En este libro habitan personajes como un detective que persigue al doble de Paul McCartney, un oficinista experto en terminar con sus novias en el McDonald’s, un travesti que sufre, sufre y sufre por culpa de una úlcera rectal y, el cuento que le da nombre al libro, un gordo despachador de pollo frito adicto al KFC.
Pero la joya de la corona es Schade deconstruido. Lo digo así porque, de alguna manera, es un cuento que ha desatado un pequeño incendio en la ciudad que habitamos Carlos y yo.
En Torreón existe una orquesta de cámara que el año pasado cumplió 25 años: la Camerata de Coahuila.

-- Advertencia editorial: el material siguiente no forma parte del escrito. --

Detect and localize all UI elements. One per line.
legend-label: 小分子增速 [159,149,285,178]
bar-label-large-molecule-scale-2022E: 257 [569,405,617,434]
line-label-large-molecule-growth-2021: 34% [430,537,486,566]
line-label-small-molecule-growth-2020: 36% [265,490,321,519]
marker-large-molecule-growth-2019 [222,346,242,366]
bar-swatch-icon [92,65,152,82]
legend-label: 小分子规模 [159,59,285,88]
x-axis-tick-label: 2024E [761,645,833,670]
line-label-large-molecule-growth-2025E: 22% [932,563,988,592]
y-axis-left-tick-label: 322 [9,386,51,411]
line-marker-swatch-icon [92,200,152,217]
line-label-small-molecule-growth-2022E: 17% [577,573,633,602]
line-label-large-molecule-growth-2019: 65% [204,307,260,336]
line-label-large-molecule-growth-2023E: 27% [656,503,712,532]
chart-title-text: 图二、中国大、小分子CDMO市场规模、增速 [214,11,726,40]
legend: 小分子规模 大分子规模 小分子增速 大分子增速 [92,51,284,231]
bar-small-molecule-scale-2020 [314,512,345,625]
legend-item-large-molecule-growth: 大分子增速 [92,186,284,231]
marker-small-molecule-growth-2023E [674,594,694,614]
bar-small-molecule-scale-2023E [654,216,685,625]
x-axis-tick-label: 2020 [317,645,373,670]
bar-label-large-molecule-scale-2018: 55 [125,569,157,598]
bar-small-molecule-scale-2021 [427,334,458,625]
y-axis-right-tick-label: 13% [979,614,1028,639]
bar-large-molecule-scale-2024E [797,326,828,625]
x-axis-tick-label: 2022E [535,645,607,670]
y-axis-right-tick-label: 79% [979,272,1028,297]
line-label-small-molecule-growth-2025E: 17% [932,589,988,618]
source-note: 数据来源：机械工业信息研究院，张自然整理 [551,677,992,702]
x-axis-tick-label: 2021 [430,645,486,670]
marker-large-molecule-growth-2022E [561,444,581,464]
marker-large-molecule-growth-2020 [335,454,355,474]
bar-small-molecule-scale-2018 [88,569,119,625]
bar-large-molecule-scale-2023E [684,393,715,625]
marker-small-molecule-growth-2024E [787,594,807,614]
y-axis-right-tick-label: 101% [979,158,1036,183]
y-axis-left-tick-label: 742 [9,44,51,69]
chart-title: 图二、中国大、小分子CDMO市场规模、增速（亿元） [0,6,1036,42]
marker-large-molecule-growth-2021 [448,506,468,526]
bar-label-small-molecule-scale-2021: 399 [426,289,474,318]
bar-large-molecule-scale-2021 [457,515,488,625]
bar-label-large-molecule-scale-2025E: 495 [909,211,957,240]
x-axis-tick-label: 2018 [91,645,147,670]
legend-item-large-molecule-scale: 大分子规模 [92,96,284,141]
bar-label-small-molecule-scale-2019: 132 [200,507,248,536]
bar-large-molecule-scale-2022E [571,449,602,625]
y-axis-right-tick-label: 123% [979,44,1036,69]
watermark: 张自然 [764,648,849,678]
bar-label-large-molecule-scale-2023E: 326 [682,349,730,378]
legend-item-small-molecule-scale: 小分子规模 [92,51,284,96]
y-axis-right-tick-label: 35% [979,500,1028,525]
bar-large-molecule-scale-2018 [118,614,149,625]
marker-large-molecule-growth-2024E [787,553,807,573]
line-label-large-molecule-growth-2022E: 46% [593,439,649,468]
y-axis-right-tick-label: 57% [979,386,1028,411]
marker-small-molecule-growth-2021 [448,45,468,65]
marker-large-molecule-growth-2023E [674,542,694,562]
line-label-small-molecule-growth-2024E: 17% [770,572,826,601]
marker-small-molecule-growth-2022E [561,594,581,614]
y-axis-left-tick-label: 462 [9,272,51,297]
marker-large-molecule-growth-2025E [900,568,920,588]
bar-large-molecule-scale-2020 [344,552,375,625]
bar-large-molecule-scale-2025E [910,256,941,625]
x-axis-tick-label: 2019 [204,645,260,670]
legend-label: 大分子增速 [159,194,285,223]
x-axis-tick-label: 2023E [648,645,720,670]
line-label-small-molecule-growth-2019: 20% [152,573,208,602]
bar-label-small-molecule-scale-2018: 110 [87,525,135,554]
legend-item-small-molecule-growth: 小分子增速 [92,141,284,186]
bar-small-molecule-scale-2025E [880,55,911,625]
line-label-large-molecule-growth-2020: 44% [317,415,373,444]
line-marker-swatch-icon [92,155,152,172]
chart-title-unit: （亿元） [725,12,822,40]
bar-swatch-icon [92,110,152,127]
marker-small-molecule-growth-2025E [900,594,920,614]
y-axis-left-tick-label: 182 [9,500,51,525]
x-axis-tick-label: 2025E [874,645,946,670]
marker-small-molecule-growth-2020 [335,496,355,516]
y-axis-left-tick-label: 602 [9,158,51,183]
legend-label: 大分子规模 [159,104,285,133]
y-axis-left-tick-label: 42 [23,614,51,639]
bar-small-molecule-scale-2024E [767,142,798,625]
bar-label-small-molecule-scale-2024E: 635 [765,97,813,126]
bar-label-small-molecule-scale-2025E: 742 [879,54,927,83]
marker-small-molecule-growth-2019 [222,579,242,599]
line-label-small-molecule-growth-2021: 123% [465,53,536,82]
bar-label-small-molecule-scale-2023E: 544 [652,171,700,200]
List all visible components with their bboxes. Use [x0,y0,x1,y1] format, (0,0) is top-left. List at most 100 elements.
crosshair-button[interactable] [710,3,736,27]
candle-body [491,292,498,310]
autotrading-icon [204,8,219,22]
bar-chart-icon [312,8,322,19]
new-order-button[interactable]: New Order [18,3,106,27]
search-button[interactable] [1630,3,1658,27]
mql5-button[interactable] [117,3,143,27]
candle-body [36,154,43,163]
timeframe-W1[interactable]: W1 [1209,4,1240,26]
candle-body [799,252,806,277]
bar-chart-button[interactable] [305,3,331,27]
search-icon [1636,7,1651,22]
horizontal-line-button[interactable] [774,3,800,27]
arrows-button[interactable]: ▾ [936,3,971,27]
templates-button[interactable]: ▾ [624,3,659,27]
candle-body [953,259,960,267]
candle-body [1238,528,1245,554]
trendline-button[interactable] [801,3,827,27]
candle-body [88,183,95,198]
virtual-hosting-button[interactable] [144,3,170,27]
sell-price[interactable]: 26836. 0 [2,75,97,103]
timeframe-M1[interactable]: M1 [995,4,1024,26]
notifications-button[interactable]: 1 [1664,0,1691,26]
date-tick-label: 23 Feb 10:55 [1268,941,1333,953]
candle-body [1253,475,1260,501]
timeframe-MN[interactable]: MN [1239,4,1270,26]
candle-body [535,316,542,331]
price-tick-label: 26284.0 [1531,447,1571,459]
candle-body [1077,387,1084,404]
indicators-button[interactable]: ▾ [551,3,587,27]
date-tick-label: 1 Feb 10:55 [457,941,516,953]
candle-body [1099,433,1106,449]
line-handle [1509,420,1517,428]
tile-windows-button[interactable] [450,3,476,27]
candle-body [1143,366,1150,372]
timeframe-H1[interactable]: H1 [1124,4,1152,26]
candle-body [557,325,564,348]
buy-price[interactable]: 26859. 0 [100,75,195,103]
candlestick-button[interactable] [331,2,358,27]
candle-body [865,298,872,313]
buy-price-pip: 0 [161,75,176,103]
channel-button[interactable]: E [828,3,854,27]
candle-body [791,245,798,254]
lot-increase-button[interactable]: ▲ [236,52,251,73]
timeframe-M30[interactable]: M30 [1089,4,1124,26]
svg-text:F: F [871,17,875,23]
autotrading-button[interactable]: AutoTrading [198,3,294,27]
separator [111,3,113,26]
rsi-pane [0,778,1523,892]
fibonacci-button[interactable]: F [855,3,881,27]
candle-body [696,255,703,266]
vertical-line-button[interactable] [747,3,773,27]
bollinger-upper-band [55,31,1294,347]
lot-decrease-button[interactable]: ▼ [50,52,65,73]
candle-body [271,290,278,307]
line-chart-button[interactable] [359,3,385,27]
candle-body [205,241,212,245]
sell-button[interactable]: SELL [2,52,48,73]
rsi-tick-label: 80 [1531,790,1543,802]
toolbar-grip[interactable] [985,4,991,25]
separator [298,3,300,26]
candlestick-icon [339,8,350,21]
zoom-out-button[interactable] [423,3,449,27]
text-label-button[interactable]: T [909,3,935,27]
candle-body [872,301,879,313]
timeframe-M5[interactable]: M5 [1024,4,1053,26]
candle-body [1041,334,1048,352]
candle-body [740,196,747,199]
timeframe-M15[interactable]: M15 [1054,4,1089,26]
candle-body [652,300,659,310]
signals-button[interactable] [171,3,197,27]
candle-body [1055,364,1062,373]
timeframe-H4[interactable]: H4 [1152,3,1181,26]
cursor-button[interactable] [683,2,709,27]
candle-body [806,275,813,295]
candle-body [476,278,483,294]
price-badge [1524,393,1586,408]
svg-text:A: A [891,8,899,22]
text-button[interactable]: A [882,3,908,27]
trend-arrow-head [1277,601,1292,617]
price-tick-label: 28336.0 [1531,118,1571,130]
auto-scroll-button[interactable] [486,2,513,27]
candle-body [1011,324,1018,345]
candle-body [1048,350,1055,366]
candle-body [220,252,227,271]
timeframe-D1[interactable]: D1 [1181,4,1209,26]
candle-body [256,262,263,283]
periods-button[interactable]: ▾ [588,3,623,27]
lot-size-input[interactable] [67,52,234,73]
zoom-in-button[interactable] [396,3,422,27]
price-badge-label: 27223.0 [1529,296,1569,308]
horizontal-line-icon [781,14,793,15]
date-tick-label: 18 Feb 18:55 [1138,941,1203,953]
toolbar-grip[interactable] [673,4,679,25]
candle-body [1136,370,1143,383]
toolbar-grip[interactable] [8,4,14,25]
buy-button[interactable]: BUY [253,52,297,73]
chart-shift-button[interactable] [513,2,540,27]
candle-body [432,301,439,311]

Durante toda su vida sólo ha tenido un director. Un personaje público de la vida cultural lagunera y un hombre respetado por muchos, pero, al mismo tiempo, señalado por cierto comportamiento más propio de un rockstar que de un director de orquesta.
El cuento, sin ninguna duda, está inspirado en el personaje. El lector que no conoce el contexto no le importa. En ese caso, la narración funciona porque el personaje y su antagonista, quien es su propio achichincle, viven un tira y afloja en constante crecimiento.
Pero el cuento también funciona como chisme, quiero decir que causó una conmoción entre aquellos que asisten con regularidad a los conciertos de la orquesta, los que estamos de alguna manera en el medio y supongo yo, entre las personas más cercanas al director.
Yo no puedo decir si cada una de las actitudes y situaciones en las que se mete el personaje del cuento, Salomón Shade, son las mismas del director en la vida real, pero, ante la duda, es más sencillo creer que algo hay de realidad en el cuento y también algo de ficción.
En una entrevista publicada en enero, el autor afirmó que no se inspiró en el director que vive en Torreón, tiene un nombre muy similar y dirige la orquesta con el mismo nombre del cuento. Pienso que Carlos quiso dejar claro que la historia de una persona enquistada en una institución cultural durante décadas es algo que vemos a diario en este país. El Shade del cuento se puede encontrar en todas las oficinas de gobierno del país, pero no creo que debamos ser tan ingenuos. Me parece claro que Carlos algo sabe sobre el director de la vida real y decidió no guardárselo para él solo. Vamos, amigo, que todos lo entendemos, es tan difícil guardar secretos.